Noé is a connoisseur of dread — in both his characters and audiences — and as the drugs kick in “Climax” coolly observes (in mostly extended traveling shots) the breakdown of civilization even as the participants know what’s happening and are powerless to stop it. Who laced the drinks? Suspicion falls on one dancer who didn’t partake of the sangria (he’s Muslim), then on another (she’s pregnant but hasn’t told anyone), and it doesn’t end well for either. When we see the 8-year-old son (Vince Galliot Cumant) of the group’s choreographer (Claude Gajan Maull) lingering near the punch bowl, our hearts leap into our throats at the thought that Noé might go there.
He doesn’t, though. He goes somewhere worse.
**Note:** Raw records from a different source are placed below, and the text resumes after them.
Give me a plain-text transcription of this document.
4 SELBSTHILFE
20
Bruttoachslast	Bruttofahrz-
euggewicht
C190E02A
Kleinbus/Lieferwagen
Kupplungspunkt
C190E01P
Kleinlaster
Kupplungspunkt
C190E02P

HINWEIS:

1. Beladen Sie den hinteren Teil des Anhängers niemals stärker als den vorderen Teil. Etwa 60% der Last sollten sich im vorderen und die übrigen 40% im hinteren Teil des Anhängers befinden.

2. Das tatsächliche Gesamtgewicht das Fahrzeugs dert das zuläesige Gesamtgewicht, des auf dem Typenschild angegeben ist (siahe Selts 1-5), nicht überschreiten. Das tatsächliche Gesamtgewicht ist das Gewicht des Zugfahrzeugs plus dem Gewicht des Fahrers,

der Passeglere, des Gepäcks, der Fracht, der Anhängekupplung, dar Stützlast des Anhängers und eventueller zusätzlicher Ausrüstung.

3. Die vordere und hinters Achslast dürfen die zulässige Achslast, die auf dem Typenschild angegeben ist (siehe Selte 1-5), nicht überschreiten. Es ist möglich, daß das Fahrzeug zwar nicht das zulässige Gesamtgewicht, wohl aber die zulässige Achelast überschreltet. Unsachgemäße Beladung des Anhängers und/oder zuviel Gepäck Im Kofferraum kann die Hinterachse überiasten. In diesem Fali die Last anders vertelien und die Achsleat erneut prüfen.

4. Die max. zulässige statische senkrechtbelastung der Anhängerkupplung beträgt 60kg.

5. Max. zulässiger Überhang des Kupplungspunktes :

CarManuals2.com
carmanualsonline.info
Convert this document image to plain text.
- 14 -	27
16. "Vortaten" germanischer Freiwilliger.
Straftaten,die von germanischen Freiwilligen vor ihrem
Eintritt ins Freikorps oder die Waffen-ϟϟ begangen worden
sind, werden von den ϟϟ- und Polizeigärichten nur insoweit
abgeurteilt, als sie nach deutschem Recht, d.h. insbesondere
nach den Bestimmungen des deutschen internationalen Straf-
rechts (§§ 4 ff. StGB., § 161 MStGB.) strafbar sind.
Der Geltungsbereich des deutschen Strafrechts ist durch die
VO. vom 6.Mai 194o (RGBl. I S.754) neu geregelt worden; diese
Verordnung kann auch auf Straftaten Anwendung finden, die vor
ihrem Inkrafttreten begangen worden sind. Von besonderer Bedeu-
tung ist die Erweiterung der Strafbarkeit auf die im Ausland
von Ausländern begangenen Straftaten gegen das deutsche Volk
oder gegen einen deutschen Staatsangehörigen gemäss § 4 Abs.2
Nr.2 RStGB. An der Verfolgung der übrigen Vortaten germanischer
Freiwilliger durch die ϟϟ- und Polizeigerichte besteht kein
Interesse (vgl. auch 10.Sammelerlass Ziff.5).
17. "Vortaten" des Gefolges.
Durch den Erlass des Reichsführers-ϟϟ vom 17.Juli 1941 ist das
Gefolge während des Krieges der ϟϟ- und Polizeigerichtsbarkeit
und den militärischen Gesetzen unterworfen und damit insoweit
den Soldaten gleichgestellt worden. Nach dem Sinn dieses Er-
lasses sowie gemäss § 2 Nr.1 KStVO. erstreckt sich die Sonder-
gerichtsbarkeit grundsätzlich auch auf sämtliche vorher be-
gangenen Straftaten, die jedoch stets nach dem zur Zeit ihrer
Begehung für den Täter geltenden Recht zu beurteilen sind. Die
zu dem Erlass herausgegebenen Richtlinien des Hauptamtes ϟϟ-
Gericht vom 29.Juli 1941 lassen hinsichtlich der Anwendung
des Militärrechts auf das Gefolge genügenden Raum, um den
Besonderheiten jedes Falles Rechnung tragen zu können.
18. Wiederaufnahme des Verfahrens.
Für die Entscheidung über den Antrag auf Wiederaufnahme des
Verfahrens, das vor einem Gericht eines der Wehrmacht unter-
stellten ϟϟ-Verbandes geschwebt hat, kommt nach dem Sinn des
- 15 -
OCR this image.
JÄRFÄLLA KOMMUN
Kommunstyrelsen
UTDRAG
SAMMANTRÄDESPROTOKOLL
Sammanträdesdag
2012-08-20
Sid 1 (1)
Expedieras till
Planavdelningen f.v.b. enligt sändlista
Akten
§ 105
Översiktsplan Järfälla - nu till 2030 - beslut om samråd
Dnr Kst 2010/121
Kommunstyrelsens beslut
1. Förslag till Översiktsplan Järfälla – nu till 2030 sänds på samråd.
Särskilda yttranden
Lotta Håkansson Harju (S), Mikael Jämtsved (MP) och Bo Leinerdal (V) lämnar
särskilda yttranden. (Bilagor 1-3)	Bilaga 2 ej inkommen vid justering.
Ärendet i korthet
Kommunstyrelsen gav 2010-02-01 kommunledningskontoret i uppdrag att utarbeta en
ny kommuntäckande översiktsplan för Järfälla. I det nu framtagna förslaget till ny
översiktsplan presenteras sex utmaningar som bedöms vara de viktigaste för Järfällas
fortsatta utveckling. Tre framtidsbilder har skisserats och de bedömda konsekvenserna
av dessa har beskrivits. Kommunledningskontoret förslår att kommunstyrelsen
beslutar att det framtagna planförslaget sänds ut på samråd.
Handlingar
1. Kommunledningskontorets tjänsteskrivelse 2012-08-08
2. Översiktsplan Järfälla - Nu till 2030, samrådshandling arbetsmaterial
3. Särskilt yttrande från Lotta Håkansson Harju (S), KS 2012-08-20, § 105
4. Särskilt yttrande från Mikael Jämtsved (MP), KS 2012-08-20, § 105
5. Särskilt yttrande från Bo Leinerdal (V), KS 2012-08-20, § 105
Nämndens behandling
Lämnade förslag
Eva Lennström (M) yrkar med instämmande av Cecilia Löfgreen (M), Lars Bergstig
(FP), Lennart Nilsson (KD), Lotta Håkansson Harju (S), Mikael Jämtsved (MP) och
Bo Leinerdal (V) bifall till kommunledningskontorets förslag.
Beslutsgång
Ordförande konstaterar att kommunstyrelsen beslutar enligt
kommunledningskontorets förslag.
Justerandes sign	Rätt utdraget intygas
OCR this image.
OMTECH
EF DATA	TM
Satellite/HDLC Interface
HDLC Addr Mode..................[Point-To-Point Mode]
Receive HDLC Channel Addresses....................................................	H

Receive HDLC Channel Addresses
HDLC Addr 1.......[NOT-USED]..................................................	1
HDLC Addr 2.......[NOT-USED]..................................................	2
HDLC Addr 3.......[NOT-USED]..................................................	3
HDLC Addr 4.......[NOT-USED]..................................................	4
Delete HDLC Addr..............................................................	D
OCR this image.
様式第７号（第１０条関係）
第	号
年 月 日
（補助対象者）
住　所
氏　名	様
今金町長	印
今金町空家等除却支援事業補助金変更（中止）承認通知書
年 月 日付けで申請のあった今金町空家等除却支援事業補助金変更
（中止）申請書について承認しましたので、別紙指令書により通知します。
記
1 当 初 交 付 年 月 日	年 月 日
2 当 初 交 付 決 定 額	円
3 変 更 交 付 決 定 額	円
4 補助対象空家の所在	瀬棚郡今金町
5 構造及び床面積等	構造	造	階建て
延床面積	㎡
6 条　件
Before the night is over, murder will out, along with incest, self-mutilation, third-degree burns, and more. This reversion to our primal sins is viewed by the filmmaker with horror and glee but mostly with the understanding that our animal natures are always one molecule of brain chemistry away from erupting into view. “Irreversible,” the 2002 shocker that put Noé on the map, wound its way back in time from a revenge murder, the agonizing rape that spurred it, all the way to two lovers deliriously happy in innocent ignorance of the tragedies to come. The movie’s final frames were as moving as anything I’ve ever seen.
Compassion doesn’t appear on the menu in “Climax.” If there’s a main character, it’s probably Selva (Sofia Boutella of “Kingsman: The Secret Service” and “The Mummy”), a headstrong, affectionate dancer lusted after by the creepy David (Romain Guillermic) and various others. But a “main character” in this context mostly means being a watcher at the circus, so I guess we’re all main characters, too.
“Climax” is a technical feat that eventually wears itself down. The final scenes unfold in the dark-red glare of emergency lighting (the power’s gone out; don’t ask why), the disco-bass grinding at subsonic levels, the camera upside down so that the revelers appear to be crawling and coupling on the ceiling. It’s like a Hieronymus Bosch painting except you can’t tell what’s going on. Surprisingly, hell turns out to be not very interesting when seen close up, and “Climax” is a bad trip that crashes before its characters do.
Written and directed by Gaspar Noé. Starring Sofia Boutella, Souheila Yacoub. At Boston Common, Kendall Square. 95 minutes. R (disturbing content involving a combination of drug use, violent behavior, and strong sexuality, and language and some graphic nudity. Basically the works.) In French, with subtitles.